Незнакомцы укладывают в картонную коробку книги, письма, печатную машинку и напечатанные страницы. Потом уходят, забрав коробку с собой. Только тут бабушка меня отпускает. В квартире хаос, как после погрома. Бабушка начинает прибираться, а отец с трудом, как в замедленной съемке, бредет в гостиную, словно его не слушаются ноги.

 

 

«Раньше, пока еще не потеряла дар речи, она вдруг принималась рассказывать какие‑то истории, которые мы все давным‑давно знали. Но притворялись, что впервые их слышим. Кажется, ее радовало, что мы так внимательно слушаем и что нам интересно…»

 

 

Мой отец был в числе тех, кого позднее назвали «отказниками». Еще в студенческие годы он познакомился с несколькими евреями, которые считали, что если еврей не эмигрировал в Израиль, то жизнь его прошла напрасно, и что для еврея не может существовать более возвышенной цели. До середины шестидесятых сионисты объединялись в небольшие группы, кое‑как поддерживавшие контакт друг с другом.

«Когда мы встречались у кого‑нибудь в квартире, – рассказывал потом отец, – то всегда включали радио и разговаривали шепотом. Наверняка ведь все прослушивалось».

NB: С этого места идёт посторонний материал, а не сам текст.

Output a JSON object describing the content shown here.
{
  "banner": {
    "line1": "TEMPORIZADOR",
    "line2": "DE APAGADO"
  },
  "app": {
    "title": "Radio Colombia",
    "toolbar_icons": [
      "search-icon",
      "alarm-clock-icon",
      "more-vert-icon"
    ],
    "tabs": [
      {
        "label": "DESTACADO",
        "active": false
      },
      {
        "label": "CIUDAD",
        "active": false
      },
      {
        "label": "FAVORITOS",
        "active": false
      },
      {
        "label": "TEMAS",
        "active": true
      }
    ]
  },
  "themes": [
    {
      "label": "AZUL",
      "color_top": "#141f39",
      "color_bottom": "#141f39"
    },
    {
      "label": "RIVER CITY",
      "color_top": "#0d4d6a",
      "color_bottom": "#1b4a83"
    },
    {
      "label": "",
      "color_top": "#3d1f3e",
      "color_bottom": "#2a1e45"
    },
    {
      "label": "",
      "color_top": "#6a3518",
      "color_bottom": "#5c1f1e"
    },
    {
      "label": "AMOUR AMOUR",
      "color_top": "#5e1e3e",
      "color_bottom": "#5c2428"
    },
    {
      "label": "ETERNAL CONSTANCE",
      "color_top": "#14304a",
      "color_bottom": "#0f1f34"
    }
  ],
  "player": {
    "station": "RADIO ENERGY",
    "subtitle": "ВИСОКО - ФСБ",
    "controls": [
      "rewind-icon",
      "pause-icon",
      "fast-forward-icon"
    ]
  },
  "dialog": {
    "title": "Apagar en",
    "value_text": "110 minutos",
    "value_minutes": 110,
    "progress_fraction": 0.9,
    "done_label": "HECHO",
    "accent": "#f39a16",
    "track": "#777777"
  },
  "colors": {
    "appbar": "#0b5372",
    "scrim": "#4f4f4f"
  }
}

В шестьдесят восьмом, когда мне было два с половиной года, родители подали в ОВИР заявление на выезд. Несколько месяцев спустя пришел отказ. Они подали еще одно заявление, и снова им отказали. Только в семьдесят первом году они смогли выехать из страны. В шестьдесят девятом отец написал в Верховный Совет письмо с протестом против политики режима в отношении еврейского населения. Он требовал открыть границы для всех, кто хочет эмигрировать. Копию письма он передал какому‑то датскому журналисту, и тот провез ее на Запад. Письмо напечатали в западных газетах и транслировали по израильскому радио, по радиостанции, вещавшей на коротких волнах на Советский Союз. После этого многие старые друзья, боясь репрессий, перестали общаться с моими родителями.

А вот одно из моих первых детских воспоминаний: теплый летний день, я иду с бабушкой по городу. Мне три года, я тащу за ухо бурого плюшевого мишку. У мишки оторван правый глаз. Бабушка обещала его пришить. Тогда медведь сможет видеть меня правым глазом, сидя слева от меня в электричке. Но чаще всего пассажиры не уступают место моему медведю – кстати, зовут его Миша.

Мне хорошо. Я только что выпил стакан газировки из автомата. Я до сих пор ощущаю приятный сладковатый вкус. На солнце поблескивает купол одного из главных ленинградских соборов. Смотреть на купол можно только прижмурившись. Такого тепла и такого яркого солнца я не помню. Сажусь на корточки и трогаю горячий асфальт. Бабушке это не нравится. «Не пачкай руки!» – говорит она.

Люди в такой прекрасный день не торопятся. Когда мы стояли у автомата в очереди за газировкой, какая‑то женщина спросила, как меня зовут и сколько мне лет. Потом она что‑то сказала бабушке, и та рассмеялась в ответ. Когда бабушка смеется, на щеках у нее появляются ямочки, а густые брови подрагивают. Людей я вообще не боюсь. А если меня все‑таки кто‑то испугает, спрячусь за бабушкиной юбкой, и страшный человек меня не найдет.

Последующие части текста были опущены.